Former FBI Director Louis Freeh shifted the discussion to legal accountability, arguing the Iranian Resistance’s members are not merely political activists but potential witnesses whose testimony could one day help prosecute senior regime officials for terrorism, war crimes, and crimes against humanity. Drawing on his experience as both a federal prosecutor and FBI director, Freeh said holding individual officials personally accountable for decades of executions, state-sponsored terrorism, and other atrocities should become a central pillar of international policy toward Iran.
Other speakers, including former U.S. Ambassador Carla Sands and former Canadian Foreign Minister John Baird, echoed the summit’s central message that Iran’s clerical establishment has entered a period of unprecedented vulnerability while arguing that growing internal resistance has created a credible opportunity for democratic change.
In an exclusive statement to Breitbart News, NCRI Foreign Affairs Committee member Ali Safavi said the summit reflected “the Iranian people’s overwhelming rejection of the mullahs’ dictatorship” while highlighting what he described as growing international support for Rajavi’s Ten-Point Plan and renewed calls to abandon decades of Western appeasement toward Tehran.
Rajavi’s Ten-Point Plan calls for universal suffrage, free elections, separation of religion and state, gender equality, abolition of the death penalty, judicial independence, protections for ethnic and religious minorities, and a non-nuclear Iran living peacefully alongside its neighbors. NCRI officials say the platform has received support from more than 4,000 lawmakers worldwide, 130 former heads of state and government, 80 Nobel laureates, and a bipartisan majority of the U.S. House of Representatives.

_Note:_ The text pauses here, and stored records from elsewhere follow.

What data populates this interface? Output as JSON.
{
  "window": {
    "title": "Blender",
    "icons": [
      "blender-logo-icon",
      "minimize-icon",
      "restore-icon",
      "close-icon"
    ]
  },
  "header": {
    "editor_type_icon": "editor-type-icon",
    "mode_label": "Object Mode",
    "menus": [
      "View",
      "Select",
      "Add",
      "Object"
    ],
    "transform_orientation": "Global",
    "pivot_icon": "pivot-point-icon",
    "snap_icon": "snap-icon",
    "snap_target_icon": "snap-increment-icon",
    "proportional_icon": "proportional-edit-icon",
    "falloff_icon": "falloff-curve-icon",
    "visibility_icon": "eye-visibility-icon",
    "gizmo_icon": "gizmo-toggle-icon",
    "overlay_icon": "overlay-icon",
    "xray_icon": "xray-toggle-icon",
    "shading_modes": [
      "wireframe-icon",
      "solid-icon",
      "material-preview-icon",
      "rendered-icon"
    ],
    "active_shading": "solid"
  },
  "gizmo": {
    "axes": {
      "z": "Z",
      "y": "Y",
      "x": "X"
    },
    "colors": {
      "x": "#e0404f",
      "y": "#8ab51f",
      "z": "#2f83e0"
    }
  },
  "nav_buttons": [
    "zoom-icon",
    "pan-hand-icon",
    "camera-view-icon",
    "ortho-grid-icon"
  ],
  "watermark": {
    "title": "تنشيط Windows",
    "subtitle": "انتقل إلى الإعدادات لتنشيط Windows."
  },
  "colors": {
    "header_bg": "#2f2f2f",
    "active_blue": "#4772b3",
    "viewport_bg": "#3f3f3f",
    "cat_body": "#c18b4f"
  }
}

The NCRI has long maintained that democratic change in Iran must come from the Iranian people and their organized resistance rather than foreign military intervention. The group also cites its decades-long record of exposing Tehran’s nuclear activities and other sensitive regime operations as evidence that it possesses both the organizational structure and intelligence network to help facilitate a democratic transition should the clerical establishment ultimately collapse.